Defense Logistics Information Service Commande and Marine Col. John
Fitzgerald described Little as "an example to future generations."

The Navajo code is one of the few unbroken codes in military history and
because it still had potential uses when WWII ended, the code talker story
remained classified. "When we left the Marine Corps we were told to keep
our mouths shut about what we did," Little said. "It was kind of sad. We
were an obscure people. We were forgotten."

Fortunately, "forgotten" can be replaced with "remembered."

Dozens of Federal Center employees volunteered to move to an overflow room
and watch the ceremony on closed-circuit television so specially invited
American Indian leaders from Michigan, veterans, honored guests and members
of the community could see Little up close. "The turnout shows that for
veterans, family and friends, today is a special day," Fitzgerald said.
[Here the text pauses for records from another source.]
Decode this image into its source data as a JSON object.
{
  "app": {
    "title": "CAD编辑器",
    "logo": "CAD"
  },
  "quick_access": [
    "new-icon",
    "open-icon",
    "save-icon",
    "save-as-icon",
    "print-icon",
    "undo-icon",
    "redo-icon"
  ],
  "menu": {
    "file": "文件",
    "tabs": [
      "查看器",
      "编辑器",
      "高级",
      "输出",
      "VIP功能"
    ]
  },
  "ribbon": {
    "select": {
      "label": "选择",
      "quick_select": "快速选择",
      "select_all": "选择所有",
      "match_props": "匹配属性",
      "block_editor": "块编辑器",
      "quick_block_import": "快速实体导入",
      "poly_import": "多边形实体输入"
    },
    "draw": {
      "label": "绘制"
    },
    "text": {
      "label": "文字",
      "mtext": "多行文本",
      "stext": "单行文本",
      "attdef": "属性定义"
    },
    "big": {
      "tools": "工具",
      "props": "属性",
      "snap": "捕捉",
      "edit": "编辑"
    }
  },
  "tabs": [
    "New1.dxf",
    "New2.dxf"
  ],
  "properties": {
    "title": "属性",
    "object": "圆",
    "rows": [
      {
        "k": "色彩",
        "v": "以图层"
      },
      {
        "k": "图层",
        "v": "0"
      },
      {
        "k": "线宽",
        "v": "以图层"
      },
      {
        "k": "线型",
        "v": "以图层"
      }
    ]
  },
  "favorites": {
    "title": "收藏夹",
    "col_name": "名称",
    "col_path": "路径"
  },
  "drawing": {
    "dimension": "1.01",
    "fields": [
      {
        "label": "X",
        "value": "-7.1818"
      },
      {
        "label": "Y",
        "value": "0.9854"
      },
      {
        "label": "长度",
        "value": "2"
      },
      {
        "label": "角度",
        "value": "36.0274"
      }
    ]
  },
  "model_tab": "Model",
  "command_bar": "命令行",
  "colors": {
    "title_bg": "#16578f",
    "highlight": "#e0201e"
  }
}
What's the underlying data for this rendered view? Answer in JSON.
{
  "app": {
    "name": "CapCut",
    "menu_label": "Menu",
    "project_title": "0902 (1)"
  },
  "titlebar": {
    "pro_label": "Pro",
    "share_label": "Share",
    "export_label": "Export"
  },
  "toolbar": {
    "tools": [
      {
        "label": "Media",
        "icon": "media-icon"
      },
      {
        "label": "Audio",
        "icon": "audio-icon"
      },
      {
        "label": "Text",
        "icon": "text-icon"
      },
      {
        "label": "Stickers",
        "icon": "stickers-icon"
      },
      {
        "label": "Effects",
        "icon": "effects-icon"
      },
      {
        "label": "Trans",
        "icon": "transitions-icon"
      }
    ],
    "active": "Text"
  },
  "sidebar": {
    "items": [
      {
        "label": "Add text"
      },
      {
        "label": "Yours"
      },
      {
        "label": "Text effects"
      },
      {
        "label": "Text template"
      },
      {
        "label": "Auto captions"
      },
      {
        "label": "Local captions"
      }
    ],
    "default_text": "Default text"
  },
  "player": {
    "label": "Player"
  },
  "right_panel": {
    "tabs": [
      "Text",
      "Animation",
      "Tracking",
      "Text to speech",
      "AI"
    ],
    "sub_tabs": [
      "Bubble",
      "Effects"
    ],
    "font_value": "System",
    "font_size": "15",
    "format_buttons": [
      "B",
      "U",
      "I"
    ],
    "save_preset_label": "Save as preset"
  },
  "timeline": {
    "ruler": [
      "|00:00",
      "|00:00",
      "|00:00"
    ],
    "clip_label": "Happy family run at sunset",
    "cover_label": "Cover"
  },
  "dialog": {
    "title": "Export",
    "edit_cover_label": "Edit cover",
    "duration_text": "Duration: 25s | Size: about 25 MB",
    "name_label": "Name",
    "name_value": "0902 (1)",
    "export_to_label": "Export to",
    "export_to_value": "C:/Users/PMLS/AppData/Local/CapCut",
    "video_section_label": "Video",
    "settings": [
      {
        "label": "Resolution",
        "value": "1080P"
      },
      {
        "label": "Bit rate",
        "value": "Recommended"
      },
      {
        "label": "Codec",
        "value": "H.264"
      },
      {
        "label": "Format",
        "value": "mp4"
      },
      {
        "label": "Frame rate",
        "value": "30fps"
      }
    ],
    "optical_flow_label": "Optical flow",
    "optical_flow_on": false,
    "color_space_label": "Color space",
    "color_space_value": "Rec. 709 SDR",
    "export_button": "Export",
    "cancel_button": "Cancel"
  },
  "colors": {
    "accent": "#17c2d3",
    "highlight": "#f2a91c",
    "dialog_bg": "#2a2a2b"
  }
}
The narrator of the ceremony, Frank Walker, noted how veterans all have
something in common. "Mr. Little answered the call to service when he was
17 years old," he said. "The Hart-Dole-Inouye Federal Center is fortunate
to also have many employees who also answered their nation's call."

Little told the audience that it was a privilege to be part of a ceremony
that combined Veterans Day and Native American History Month ceremonies. "I
have a strong feeling for veterans," he said. "It is an honor to represent
my people, the Navajo people and my great comrades, the Navajo code
talkers."

He described how life has changed for the Navajo people. "Where I grew up
it was undeveloped. Since WWII, things have changed. Returning Navajo
veterans after WWII and all the veterans since have established a
foundation of progress. Where I used to live there are now beautiful houses
with running water and electricity. That is progress."

Things have also changed in other ways. Now, when Little is asked about
what he did in WWII, he can tell his story. "Now we have the legacy of the
Navajo code talkers. Now we have to document this contribution," Little
said.

Just as he had done during WWII, Little found just the right words to
describe what needed to be done. Not only did he represent the Navajo
people. On this day, he represented all veterans.